I recently taught my six- and eight-year-olds how to play Nintendo Mario Kart, and I gave them some valuable lessons on how to be better and play the game well. One of those things I was teaching them was to look ahead on their screen and know the map and the road they’re on. You have to be able to see what’s ahead of you so that you can react or prepare for the upcoming turns in your path. They kept making a lot of jerking and swerving motions when they first started because they didn’t realize that you could see which way the map was going. This little fatherly interaction made me think about how much we tend to do that in our own lives. As we maneuver our way through life, it can be challenging to react to things we don’t expect. We often find ourselves planning for every move only to be constantly thwarted by the things we didn’t see coming. Those miscellaneous attacks that could be considered similar to the items the players throw at each other in Mario Kart are not insurmountable. When reflecting on my own life, I know that I have faced odds that seemed impossible to overcome, but only through eliminating them or, better yet, accepting them was I able to become who I am today.
As I’ve said in the past, we all hit roadblocks at different points in our life journey, and some people are blessed to go through life with a minimal amount of tragedy. One would hope that in their lives, those few people can give back to the less fortunate. When we face those frustrations or scenarios that weigh heavily on our minds, we must devise a plan to work through them no matter what they are. From a young age, we are trained to look at winning and losing, the former being positive and the latter somewhat negative. When we find obstacles in our path, we need to look at them the same way, do we want to win and overcome the obstacle, or do we want to lose and succumb to it? Personal tragedies are one of the critical roadblocks that we face in our lives. Many of us are blessed to have a family to rely on when facing such tragedies, but that is not always the case. In many instances, one must face personal tragedy alone, and in those cases, it is imperative that as a lone wolf, you have to be resilient. Even if that resilience is just for yourself and not for someone you care for, fighting through that conflict will only prepare you better for future trials.
As humans, we rely on our community to form us, and we’ve done so since the beginning of our existence. Our local communities could be comprised of many things, whether family, church, or work. The people we are around most often alter how we react to different things in our lives. These people have the ability to create either a healthy or toxic culture. One would hope that it is a positive culture created by that community. Only through this positive culture can one get stronger and react to hardship with the understanding that there will be a better outcome, even if it takes time.

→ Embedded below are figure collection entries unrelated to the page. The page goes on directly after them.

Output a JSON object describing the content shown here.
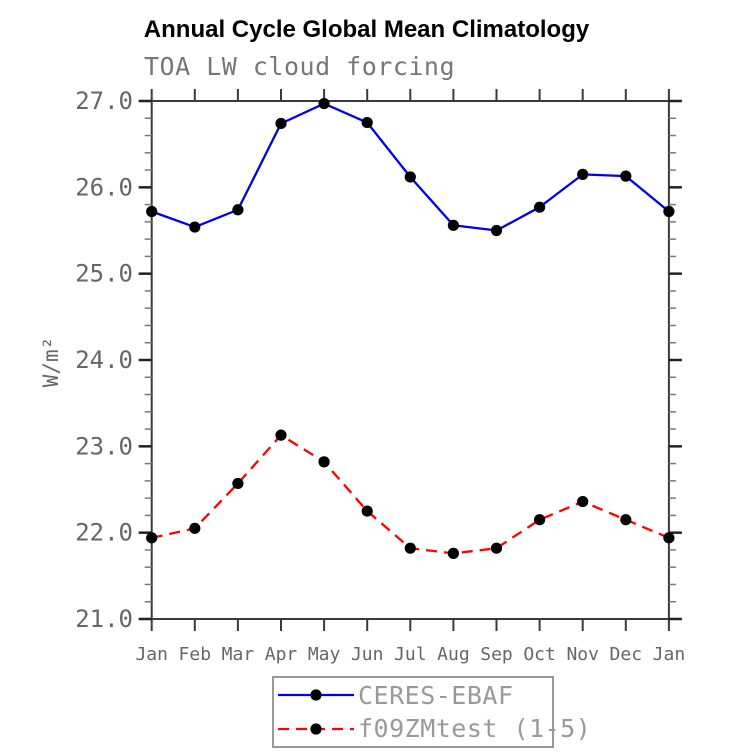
{
  "title": "Annual Cycle Global Mean Climatology",
  "subtitle": "TOA LW cloud forcing",
  "chart_data": {
    "type": "line",
    "categories": [
      "Jan",
      "Feb",
      "Mar",
      "Apr",
      "May",
      "Jun",
      "Jul",
      "Aug",
      "Sep",
      "Oct",
      "Nov",
      "Dec",
      "Jan"
    ],
    "xlabel": "",
    "ylabel": "W/m²",
    "ylim": [
      21.0,
      27.0
    ],
    "ytick_step": 1.0,
    "yminor_step": 0.2,
    "ytick_labels": [
      "21.0",
      "22.0",
      "23.0",
      "24.0",
      "25.0",
      "26.0",
      "27.0"
    ],
    "grid": false,
    "legend_position": "bottom-box",
    "series": [
      {
        "name": "CERES-EBAF",
        "line_style": "solid",
        "color": "#0000ee",
        "marker": "circle",
        "marker_color": "#000000",
        "values": [
          25.72,
          25.54,
          25.74,
          26.74,
          26.97,
          26.75,
          26.12,
          25.56,
          25.5,
          25.77,
          26.15,
          26.13,
          25.72
        ]
      },
      {
        "name": "f09ZMtest (1-5)",
        "line_style": "dashed",
        "color": "#ff0000",
        "marker": "circle",
        "marker_color": "#000000",
        "values": [
          21.94,
          22.05,
          22.57,
          23.13,
          22.82,
          22.25,
          21.82,
          21.76,
          21.82,
          22.15,
          22.36,
          22.15,
          21.94
        ]
      }
    ]
  },
  "colors": {
    "axis": "#3a3a3a",
    "major_tick": "#222222",
    "minor_tick": "#777777",
    "tick_label": "#666666",
    "axis_label": "#666666",
    "title": "#000000",
    "subtitle": "#777777",
    "legend_text": "#999999",
    "legend_border": "#999999",
    "background": "#ffffff"
  }
}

Certain industries have recently become more impacted by the downturn in the economy. This has led to layoffs and some uncertainty about our country’s direction. Through a tight-knit community focused on a singular mission of success, we can even overcome those odds and maybe even end up with a better outlook. Not only do trials and hardships make us resilient they also tend to make us better people. Through those situations that we may have never thought would happen to us, we can understand society’s imperfections. The humility gained from the events we go through is not a teachable experience; instead, it must be learned through blood, sweat, and tears. Through those hardships, we also learn to be more empathetic toward others. Emotional intelligence is often overlooked as companies focus more on “what have you done” and “what can you do for me.” Robotic performance is not always an admirable trait; rather, our ability to interact with others and to listen before speaking is the greater need in society.

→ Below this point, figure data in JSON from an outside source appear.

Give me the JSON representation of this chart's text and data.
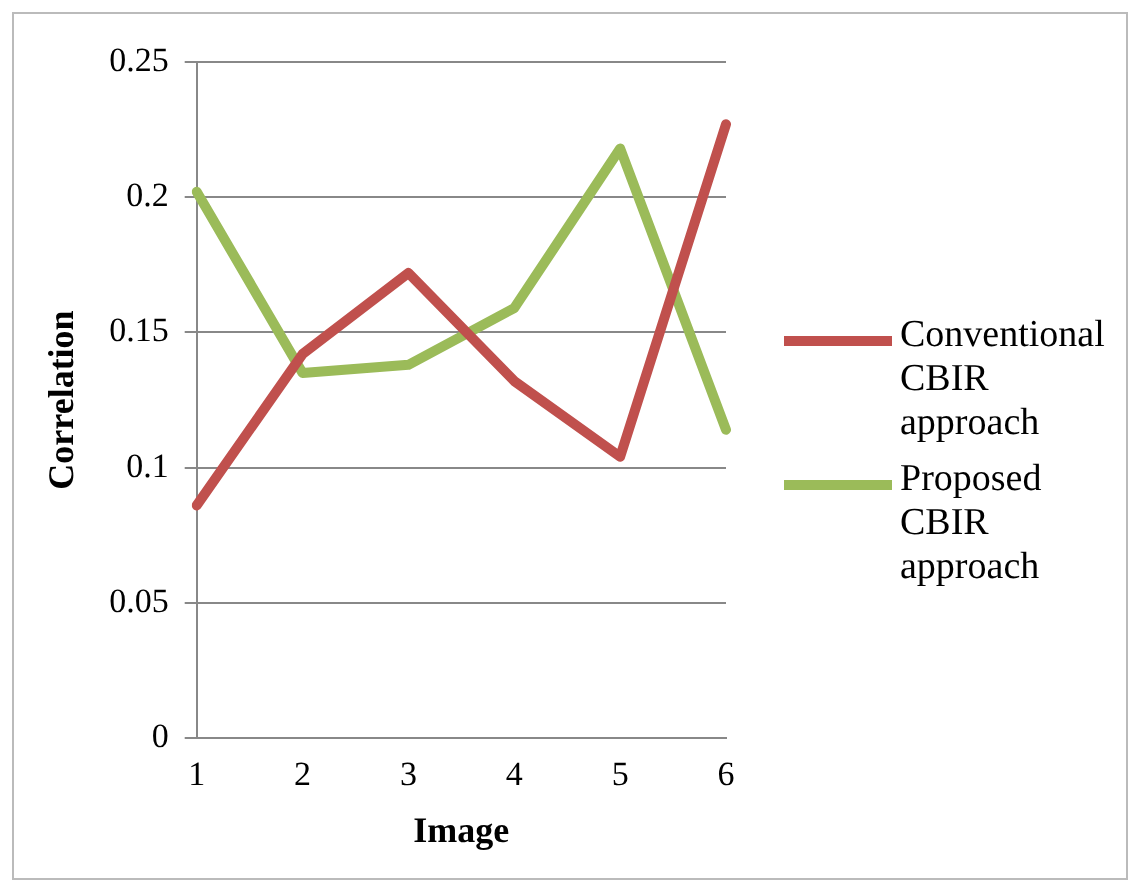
{
  "chart_data": {
    "type": "line",
    "xlabel": "Image",
    "ylabel": "Correlation",
    "categories": [
      "1",
      "2",
      "3",
      "4",
      "5",
      "6"
    ],
    "series": [
      {
        "name": "Conventional CBIR approach",
        "color": "#c0504d",
        "values": [
          0.086,
          0.142,
          0.172,
          0.132,
          0.104,
          0.227
        ]
      },
      {
        "name": "Proposed CBIR approach",
        "color": "#9bbb59",
        "values": [
          0.202,
          0.135,
          0.138,
          0.159,
          0.218,
          0.114
        ]
      }
    ],
    "ylim": [
      0,
      0.25
    ],
    "yticks": [
      0,
      0.05,
      0.1,
      0.15,
      0.2,
      0.25
    ],
    "grid": "y",
    "legend": "right",
    "marker": "none",
    "line_style": "solid"
  }
}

By planning out our lives in every detail or knowing every turn and curve on that Mario Kart map, we find ourselves still belabored by those attacks or scenarios we did not expect. Even when you are in first place in a Mario Kart race, there is the repeated chance that you will not be able to maneuver yourself out of an impregnable attack by the other players. Just as in life, we can never be too prepared for every obstacle, seen or unseen. The “wise” among us often give us direction, tell us how much to save each month for retirement, and how every perceived perfection of reality should be your goal. Even though so many of us never achieve that goal, it is still constantly fed to us. You need to strive for success at the turns you are at instead of attempting to succeed at a turn that’s still yet down the road. You will constantly regret trying to be perfect for something that is still too far in the future. What if I’m not a good dad or what if I’m not a good mom, says the young couple who has yet to give birth to their first child. Those questions plague the everyday person and make us overthink or tell ourselves that we’re inadequate. Resilience is often found more in defeat than in achievement.
We can look to many people in our lives who have shown resilience when facing what many might see as an unscalable hill. I’ve seen people in my life wade through unemployment with nary a hitch in their step, constantly focused on getting to the end and winning, no matter the cost. I’ve seen friends with families chase dreams and go to Law school while providing for a family, all while facing many challenges. Relatives and friends who have faced cancer and stared it down all while working and caring for a family. Battle buddies who were wounded in action and turned their lives around, all while fighting through the pain. We look at these people and do not envy them; we see them as unsung heroes who have come further in life than those who may seem to have it all. We do what we can to listen to them and replicate their strength while applying those methods to our battles. Remember not to take your life and good fortune for granted, and do not over-prepare, thinking you can escape any trial or hardship.